Software rots man. It can be really hard to run some open source software from the 80s and 90s. This is actually one of the big arguments for Open Source: Access to the software is way less interesting than the support/community/ecosystem around it; there's no reason not to open source your software and not doing it actually harms the users.
Yeah, Pixar literally had to spin up VMs of their old software stack when they had to remaster the Toy Story films because it was less work than getting it running again on their current stack
Actually, it seems to me VMs are an ideal way to preserve things like that. Perhaps it should be standard procedure for the archivists of such big films to build and preserve a fully functioning, self-sufficient rendering environment in the form of a virtual machine.

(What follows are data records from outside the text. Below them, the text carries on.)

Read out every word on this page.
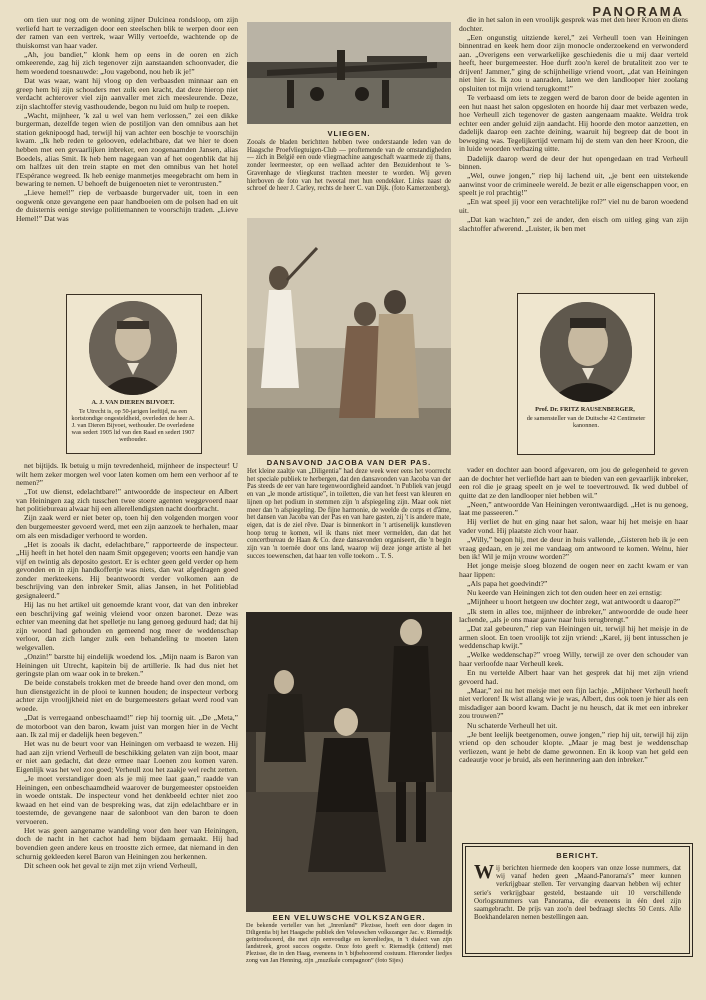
PANORAMA

om tien uur nog om de woning zijner Dulcinea rondsloop, om zijn verliefd hart te verzadigen door een steelschen blik te werpen door een der ramen van een vertrek, waar Willy vertoefde, wachtende op de thuiskomst van haar vader.

„Ah, jou bandiet,” klonk hem op eens in de ooren en zich omkeerende, zag hij zich tegenover zijn aanstaanden schoonvader, die hem woedend toesnauwde: „Jou vagebond, nou heb ik je!”

Dat was waar, want hij vloog op den verbaasden minnaar aan en greep hem bij zijn schouders met zulk een kracht, dat deze hierop niet verdacht achterover viel zijn aanvaller met zich meesleurende. Deze, zijn slachtoffer stevig vasthoudende, begon nu luid om hulp te roepen.

„Wacht, mijnheer, 'k zal u wel van hem verlossen,” zei een dikke burgerman, dezelfde tegen wien de postiljon van den omnibus aan het station geknipoogd had, terwijl hij van achter een boschje te voorschijn kwam. „Ik heb reden te gelooven, edelachtbare, dat we hier te doen hebben met een gevaarlijken inbreker, een zoogenaamden Jansen, alias Boedels, alias Smit. Ik heb hem nagegaan van af het oogenblik dat hij om halfzes uit den trein stapte en met den omnibus van het hotel l'Espérance wegreed. Ik heb eenige manmetjes meegebracht om hem in bewaring te nemen. U behoeft de buigenoeten niet te verontrusten.”

„Lieve hemel!” riep de verbaasde burgervader uit, toen in een oogwenk onze gevangene een paar handboeien om de polsen had en uit de duisternis eenige stevige politiemannen te voorschijn traden. „Lieve Hemel!” Dat was

A. J. VAN DIEREN BIJVOET.
Te Utrecht is, op 50-jarigen leeftijd, na een kortstondige ongesteldheid, overleden de heer A. J. van Dieren Bijvoet, wethouder. De overledene was sedert 1905 lid van den Raad en sedert 1907 wethouder.

net bijtijds. Ik betuig u mijn tevredenheid, mijnheer de inspecteur! U wilt hem zeker morgen wel voor laten komen om hem een verhoor af te nemen?”

„Tot uw dienst, edelachtbare!” antwoordde de inspecteur en Albert van Heiningen zag zich tusschen twee stoere agenten weggevoerd naar het politiebureau alwaar hij een allerellendigsten nacht doorbracht.

Zijn zaak werd er niet beter op, toen hij den volgenden morgen voor den burgemeester gevoerd werd, met een zijn aanzoek te herhalen, maar om als een misdadiger verhoord te worden.

„Het is zooals ik dacht, edelachtbare,” rapporteerde de inspecteur. „Hij heeft in het hotel den naam Smit opgegeven; voorts een handje van vijf en twintig als deposito gestort. Er is echter geen geld verder op hem gevonden en in zijn handkoffertje was niets, dan wat afgedragen goed zonder merkteekens. Hij beantwoordt verder volkomen aan de beschrijving van den inbreker Smit, alias Jansen, in het Politieblad gesignaleerd.”

Hij las nu het artikel uit genoemde krant voor, dat van den inbreker een beschrijving gaf weinig vleiend voor onzen baronet. Deze was echter van meening dat het spelletje nu lang genoeg geduurd had; dat hij zijn woord had gehouden en gemeend nog meer de weddenschap verloor, dan zich langer zulk een behandeling te moeten laten welgevallen.

„Onzin!” barstte hij eindelijk woedend los. „Mijn naam is Baron van Heiningen uit Utrecht, kapitein bij de artillerie. Ik had dus niet het geringste plan om waar ook in te breken.”

De beide constabels trokken met de breede hand over den mond, om hun dienstgezicht in de plooi te kunnen houden; de inspecteur verborg achter zijn vrooljjkheid niet en de burgemeesters gelaat werd rood van woede.

„Dat is verregaand onbeschaamd!” riep hij toornig uit. „De „Meta,” de motorboot van den baron, kwam juist van morgen hier in de Vecht aan. Ik zal mij er dadelijk heen begeven.”

Het was nu de beurt voor van Heiningen om verbaasd te wezen. Hij had aan zijn vriend Verheull de beschikking gelaten van zijn boot, maar er niet aan gedacht, dat deze ermee naar Loenen zou komen varen. Eigenlijk was het wel zoo goed; Verheull zou het zaakje wel recht zetten.

„Je moet verstandiger doen als je mij mee laat gaan,” raadde van Heiningen, een onbeschaamdheid waarover de burgemeester opstoeiden in woede ontstak. De inspecteur vond het denkbeeld echter niet zoo kwaad en het eind van de bespreking was, dat zijn edelachtbare er in toestemde, de gevangene naar de salonboot van den baron te doen vervoeren.

Het was geen aangename wandeling voor den heer van Heiningen, doch de nacht in het cachot had hem bijdaam gemaakt. Hij had bovendien geen andere keus en troostte zich ermee, dat niemand in den schurnig gekleeden kerel Baron van Heiningen zou herkennen.

Dit scheen ook het geval te zijn met zijn vriend Verheull,

VLIEGEN.
Zooals de bladen berichtten hebben twee onderstaande leden van de Haagsche Proefvliegtuigen-Club — proftemende van de omstandigheden — zich in België een oude vliegmachine aangeschaft waarmede zij thans, zonder leermeester, op een wellaad achter den Bezuidenhout te 's-Gravenhage de vliegkunst trachten meester te worden. Wij geven hierboven de foto van het tweetal met hun eendekker. Links naast de schroef de heer J. Carley, rechts de heer C. van Dijk. (foto Kamerzenberg).
DANSAVOND JACOBA VAN DER PAS.
Het kleine zaaltje van „Diligentia” had deze week weer eens het voorrecht het speciale publiek te herbergen, dat den dansavonden van Jacoba van der Pas steeds de eer van hare tegenwoordigheid aandoet. 'n Publiek van jeugd en van „le monde artistique”, in toiletten, die van het feest van kleuren en lijnen op het podium in stemmen zijn 'n afspiegeling zijn. Maar ook niet meer dan 'n afspiegeling. De fijne harmonie, de weelde de corps et d'âme, het dansen van Jacoba van der Pas en van hare gasten, zij 't is andere mate, eigen, dat is de ziel rêve. Daar is binnenkort in 't artisenelijk kunstleven hoop terug te komen, wil ik thans niet meer vermelden, dan dat het concertbureau de Haan & Co. deze dansavonden organiseert, die 'n begin zijn van 'n toernée door ons land, waarop wij deze jonge artiste al het succes toewenschen, dat haar ten volle toekom .. T. S.
EEN VELUWSCHE VOLKSZANGER.
De bekende verteller van het „Inrenland” Plezisse, hoeft een door dagen in Diligentia bij het Haagsche publiek den Veluwschen volkszanger Jac. v. Riemsdijk geïntroduceerd, die met zijn eenvoudige en kerenliedjes, in 't dialect van zijn landstreek, groot succes oogstte. Onze foto geeft v. Riemsdijk (zittend) met Plezisse, die in den Haag, eveneens in 't bijbehoorend costuum. Hieronder liedjes zong van Jan Henning, zijn „muzikale compagnon” (foto Sijes)

die in het salon in een vroolijk gesprek was met den heer Kroon en diens dochter.

„Een ongunstig uitziende kerel,” zei Verheull toen van Heiningen binnentrad en keek hem door zijn monocle onderzoekend en verwonderd aan. „Overigens een verwarkelijke geschiedenis die u mij daar verteld heeft, heer burgemeester. Hoe durft zoo'n kerel de brutaliteit zoo ver te drijven! Jammer,” ging de schijnheilige vriend voort, „dat van Heiningen niet hier is. Ik zou u aanraden, laten we den landlooper hier zoolang opsluiten tot mijn vriend terugkomt!”

Te verbaasd om iets te zeggen werd de baron door de beide agenten in een hut naast het salon opgesloten en hoorde hij daar met verbazen wede, hoe Verheull zich tegenover de gasten aangenaam maakte. Weldra trok echter een ander geluid zijn aandacht. Hij hoorde den motor aanzetten, en dadelijk daarop een zachte deining, waaruit hij begreep dat de boot in beweging was. Tegelijkertijd vernam hij de stem van den heer Kroon, die in luide woorden verbazing uitte.

Dadelijk daarop werd de deur der hut opengedaan en trad Verheull binnen.

„Wel, ouwe jongen,” riep hij lachend uit, „je bent een uitstekende aanwinst voor de crimineele wereld. Je bezit er alle eigenschappen voor, en speelt je rol prachtig!”

„En wat speel jij voor een verachtelijke rol?” viel nu de baron woedend uit.

„Dat kan wachten,” zei de ander, den eisch om uitleg ging van zijn slachtoffer afwerend. „Luister, ik ben met

Prof. Dr. FRITZ RAUSENBERGER,
de samensteller van de Duitsche 42 Centimeter kanonnen.

vader en dochter aan boord afgevaren, om jou de gelegenheid te geven aan de dochter het verlieflde hart aan te bieden van een gevaarlijk inbreker, een rol die je graag speelt en je wel te toevertrouwd. Ik wed dubbel of quitte dat ze den landlooper niet hebben wil.”

„Neen,” antwoordde Van Heiningen verontwaardigd. „Het is nu genoeg, laat me passeeren.”

Hij verliet de hut en ging naar het salon, waar hij het meisje en haar vader vond. Hij plaatste zich voor haar.

„Willy,” begon hij, met de deur in huis vallende, „Gisteren heb ik je een vraag gedaan, en je zei me vandaag om antwoord te komen. Welnu, hier ben ik! Wil je mijn vrouw worden?”

Het jonge meisje sloeg blozend de oogen neer en zacht kwam er van haar lippen:

„Als papa het goedvindt?”

Nu keerde van Heiningen zich tot den ouden heer en zei ernstig:

„Mijnheer u hoort hetgeen uw dochter zegt, wat antwoordt u daarop?”

„Ik stem in alles toe, mijnheer de inbreker,” antwoordde de oude heer lachende, „als je ons maar gauw naar huis terugbrengt.”

„Dat zal gebeuren,” riep van Heiningen uit, terwijl hij het meisje in de armen sloot. En toen vroolijk tot zijn vriend: „Karel, jij bent intusschen je weddenschap kwijt.”

„Welke weddenschap?” vroeg Willy, terwijl ze over den schouder van haar verloofde naar Verheull keek.

En nu vertelde Albert haar van het gesprek dat hij met zijn vriend gevoerd had.

„Maar,” zei nu het meisje met een fijn lachje. „Mijnheer Verheull heeft niet verloren! Ik wist allang wie je was, Albert, dus ook toen je hier als een misdadiger aan boord kwam. Dacht je nu heusch, dat ik met een inbreker zou trouwen?”

Nu schaterde Verheull het uit.

„Je bent leelijk beetgenomen, ouwe jongen,” riep hij uit, terwijl hij zijn vriend op den schouder klopte. „Maar je mag best je weddenschap verliezen, want je hebt de dame gewonnen. En ik koop van het geld een cadeautje voor je bruid, als een herinnering aan den inbreker.”

BERICHT.
Wij berichten hiermede den koopers van onze losse nummers, dat wij vanaf heden geen „Maand-Panorama's” meer kunnen verkrijgbaar stellen. Ter vervanging daarvan hebben wij echter serie's verkrijgbaar gesteld, bestaande uit 10 verschillende Oorlogsnummers van Panorama, die eveneens in één deel zijn saamgebracht. De prijs van zoo'n deel bedraagt slechts 50 Cents. Alle Boekhandelaren nemen bestellingen aan.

Until we switch to another architecture. It's pretty likely the x86 architecture will be gone in a few decades. Rebuilding VM software to run on new hardware is probably harder than fixing bugs in a JPEG decoder.
Nobody ships a PDP11 or VAX anymore. 6809? 6502? I think even the one ubiquitous 8080 isn't being produced anymore. And when IBM falls, System/360 will also be gone. There will be a transition period in which everybody scrambles to convert their systems, but after that it's EOL.
I expect that to happen to /360 as well (there's more than one emulator; there's even support for the old consoles), but the hardware will be gone. And --in case of the JPEG2000-- once x86 is gone, it'll be an old decoder running on an old, unsupported OS running on unmaintained VM software running on a hardware emulator (which will also have a limited support). Not a great outlook.